Cette proportion s’est encore accentuée en 2026 : plus de 93 % des verbalisations concernent désormais des conducteurs ou des passagers, contre seulement 7 % de piétons. Cette évolution souligne un enjeu majeur en matière de sécurité routière, avec une concentration croissante des faits constatés dans ou à proximité des véhicules.
Le protoxyde d'azote est effectivement souvent consommé en voiture, par les passagers mais aussi les conducteurs. C'est une pratique extrêmement dangereuse !
Même si les effets recherchés semblent fugaces, ils peuvent avoir des conséquences immédiates sur les capacités nécessaires à la conduite. « Le protoxyde d’azote augmente le temps de réaction, diminue les réflexes, produit des distorsions visuelles et la sensation de rouler au ralenti », explique le médecin addictologue.
Une consommation au volant peut ainsi entraîner une perte de contrôle du véhicule. Dans les cas les plus graves, une perte de connaissance peut même survenir alors que la personne conduit. « Cela multiplie le risque d’accident de voiture », rappelle le Dr Damien Scliffet.
Les agents constatent également une évolution dans le format des bonbonnes retrouvées lors des interventions. Ces derniers temps, les contenants de deux litres sont devenus majoritaires, alors que des bonbonnes d’un litre étaient davantage utilisées auparavant. Une bonbonne de cette capacité permettrait de remplir environ 150 à 200 ballons de baudruche.
93%
des verbalisations concernent des conducteurs ou des passagers.
Former les professionnels pour mieux accompagner
La DPSTP prévoit également de renforcer les compétences des professionnels susceptibles d’être confrontés à des situations liées à l’usage détourné du protoxyde d’azote.
Trois sessions de sensibilisation sont ainsi organisées entre septembre et octobre 2026 à destination des partenaires locaux. Elles ont notamment pour objectif d’aider les professionnels à identifier les situations à risque, comprendre les effets et les conséquences d’une consommation répétée, déconstruire certaines idées reçues et mieux accompagner les jeunes concernés.
Ces sessions sont animées par le réseau PROTOSIDE, spécialisée dans la prévention, la recherche et la prise en charge des conséquences liées à l’usage du protoxyde d’azote.
Une législation qui se durcit
Les actions locales s’inscrivent également dans un contexte de renforcement du cadre réglementaire au niveau national. La loi RIPOST, promulguée le 18 août 2026, prévoit un durcissement significatif des dispositions relatives au protoxyde d’azote.

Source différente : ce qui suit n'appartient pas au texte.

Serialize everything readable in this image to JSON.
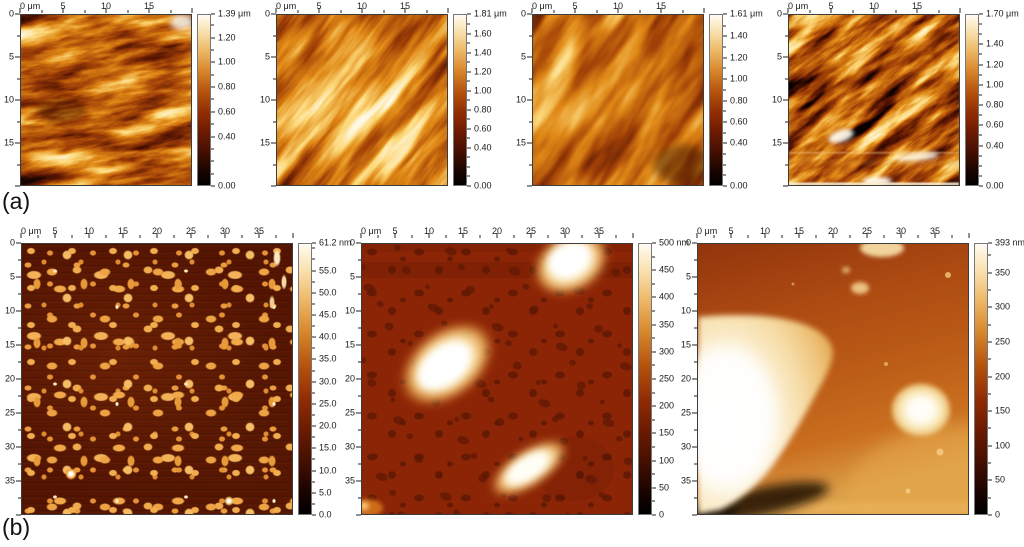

Elle crée notamment un délit d’inhalation de protoxyde d’azote en dehors de tout usage médical, passible d’un an d’emprisonnement et de 3 750 euros d’amende. Une amende forfaitaire de 500 euros est également prévue.
Les sanctions concernant la détention ou le transport de quantités supérieures aux limites autorisées sont également renforcées.
Surtout, à compter du 1er février 2027, la vente de protoxyde d’azote aux particuliers sera interdite. La détention, le transport, la cession ou l’offre de protoxyde d’azote aux particuliers seront également interdits, sauf dérogations prévues pour certaines catégories de professionnels.
Les sanctions seront par ailleurs aggravées en cas de vente ou d’offre à des mineurs, dans des établissements d’enseignement ou par l’intermédiaire d’un service de communication en ligne.